The shutdown has halted the Bureau of Labor Statistics’ operations, meaning the highly anticipated jobs report scheduled for Friday will be delayed. The data that were already collected before the shutdown will still be released, but no new information will be gathered until the government reopens. Similarly, the Consumer Price Index for September, due on October 15, could be delayed if the shutdown persists, complicating the Fed’s assessment of inflation.

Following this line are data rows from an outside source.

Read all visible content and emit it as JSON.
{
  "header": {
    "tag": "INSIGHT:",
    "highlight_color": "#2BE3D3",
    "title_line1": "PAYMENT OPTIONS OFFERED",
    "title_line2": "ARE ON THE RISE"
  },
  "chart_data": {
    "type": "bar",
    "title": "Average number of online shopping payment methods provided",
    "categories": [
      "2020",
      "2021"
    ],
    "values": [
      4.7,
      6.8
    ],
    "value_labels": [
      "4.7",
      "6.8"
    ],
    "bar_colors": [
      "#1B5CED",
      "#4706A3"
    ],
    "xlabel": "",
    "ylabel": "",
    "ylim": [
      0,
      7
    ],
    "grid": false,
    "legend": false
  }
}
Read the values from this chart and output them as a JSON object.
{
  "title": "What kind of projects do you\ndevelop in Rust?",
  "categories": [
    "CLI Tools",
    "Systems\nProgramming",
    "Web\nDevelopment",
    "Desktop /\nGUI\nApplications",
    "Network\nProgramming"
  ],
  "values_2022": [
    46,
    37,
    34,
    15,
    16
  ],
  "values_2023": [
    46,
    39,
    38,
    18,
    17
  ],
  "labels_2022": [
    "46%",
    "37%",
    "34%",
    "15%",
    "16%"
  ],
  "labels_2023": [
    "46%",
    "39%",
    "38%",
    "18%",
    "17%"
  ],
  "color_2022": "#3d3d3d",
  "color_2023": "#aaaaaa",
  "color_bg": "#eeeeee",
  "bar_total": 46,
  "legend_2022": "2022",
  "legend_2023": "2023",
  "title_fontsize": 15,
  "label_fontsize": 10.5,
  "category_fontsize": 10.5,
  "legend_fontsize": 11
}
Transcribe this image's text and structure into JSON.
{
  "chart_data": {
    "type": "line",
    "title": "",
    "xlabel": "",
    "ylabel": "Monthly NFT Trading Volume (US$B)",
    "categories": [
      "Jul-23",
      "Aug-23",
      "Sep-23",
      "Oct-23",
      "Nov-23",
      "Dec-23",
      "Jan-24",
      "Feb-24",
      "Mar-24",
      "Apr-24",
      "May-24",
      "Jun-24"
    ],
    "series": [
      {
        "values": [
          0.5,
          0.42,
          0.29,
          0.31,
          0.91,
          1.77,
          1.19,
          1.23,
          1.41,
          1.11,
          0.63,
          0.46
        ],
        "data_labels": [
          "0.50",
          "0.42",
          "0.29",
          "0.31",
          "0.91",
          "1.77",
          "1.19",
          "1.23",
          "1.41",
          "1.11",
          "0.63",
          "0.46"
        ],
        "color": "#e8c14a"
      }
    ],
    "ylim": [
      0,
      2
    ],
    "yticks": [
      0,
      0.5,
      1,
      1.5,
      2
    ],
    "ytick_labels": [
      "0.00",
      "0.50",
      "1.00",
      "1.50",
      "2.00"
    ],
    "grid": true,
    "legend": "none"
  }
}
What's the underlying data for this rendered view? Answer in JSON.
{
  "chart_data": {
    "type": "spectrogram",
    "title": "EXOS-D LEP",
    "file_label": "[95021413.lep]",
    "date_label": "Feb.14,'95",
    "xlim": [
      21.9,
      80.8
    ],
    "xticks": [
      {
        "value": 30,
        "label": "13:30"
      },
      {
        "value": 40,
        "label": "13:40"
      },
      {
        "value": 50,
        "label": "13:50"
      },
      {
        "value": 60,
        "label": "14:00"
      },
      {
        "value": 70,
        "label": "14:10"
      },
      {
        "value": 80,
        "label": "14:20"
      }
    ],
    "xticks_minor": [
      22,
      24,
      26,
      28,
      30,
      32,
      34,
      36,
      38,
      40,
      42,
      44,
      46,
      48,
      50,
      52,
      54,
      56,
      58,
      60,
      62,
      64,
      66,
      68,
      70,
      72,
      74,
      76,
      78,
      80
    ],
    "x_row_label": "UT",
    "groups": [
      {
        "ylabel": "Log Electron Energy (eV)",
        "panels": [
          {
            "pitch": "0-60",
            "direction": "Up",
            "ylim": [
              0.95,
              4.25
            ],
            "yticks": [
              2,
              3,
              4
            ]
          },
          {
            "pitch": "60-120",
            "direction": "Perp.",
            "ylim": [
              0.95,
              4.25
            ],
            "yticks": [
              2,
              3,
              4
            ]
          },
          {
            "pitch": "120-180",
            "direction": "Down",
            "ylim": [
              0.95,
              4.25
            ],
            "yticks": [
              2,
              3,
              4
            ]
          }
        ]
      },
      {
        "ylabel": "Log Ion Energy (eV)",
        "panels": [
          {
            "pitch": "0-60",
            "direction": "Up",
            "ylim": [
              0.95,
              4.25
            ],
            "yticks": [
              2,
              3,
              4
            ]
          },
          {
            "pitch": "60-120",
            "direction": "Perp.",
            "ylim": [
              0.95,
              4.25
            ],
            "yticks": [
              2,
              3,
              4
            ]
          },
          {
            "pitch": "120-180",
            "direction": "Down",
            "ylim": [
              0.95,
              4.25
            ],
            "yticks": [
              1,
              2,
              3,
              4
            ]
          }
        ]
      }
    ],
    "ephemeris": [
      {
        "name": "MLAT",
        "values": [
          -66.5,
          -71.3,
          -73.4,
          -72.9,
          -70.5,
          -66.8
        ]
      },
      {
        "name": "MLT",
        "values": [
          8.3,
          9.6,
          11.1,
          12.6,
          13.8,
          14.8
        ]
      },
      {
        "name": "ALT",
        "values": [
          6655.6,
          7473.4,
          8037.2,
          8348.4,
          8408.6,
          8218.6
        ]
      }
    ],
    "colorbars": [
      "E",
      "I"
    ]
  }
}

The Fed, which remains operational because it is funded by interest on its holdings of Treasury securities and mortgage‑backed assets, still depends heavily on government statistics. Fed Chair Jerome Powell warned on September 23 that “near‑term risks to inflation are tilted to the upside and risks to employment to the downside,” highlighting the delicate balance between preventing runaway inflation and preserving job growth. With the next policy meeting set for October 28, missing data will make the Fed’s decision‑making more challenging.
For homebuyers, the lack of clear rate forecasts is a double‑edged sword. Fall is traditionally a quieter season for real estate, yet it can also offer attractive pricing. The National Association of Realtors reported a 4 % rise in pending home sales in August, after a sluggish year‑long pace. September’s mortgage rates hit a low before the Fed’s mid‑September rate cut, and although rates have rebounded slightly, 30‑year fixed‑rate averages remain near the year’s lowest levels.
Uncertainty may prompt some buyers to pause, and that’s understandable—homeownership is a major commitment. However, for those confident in their financial footing, October could present a favorable window to lock in a rate before potential future hikes. The key will be monitoring how the shutdown resolves and how the Fed responds to the evolving data landscape.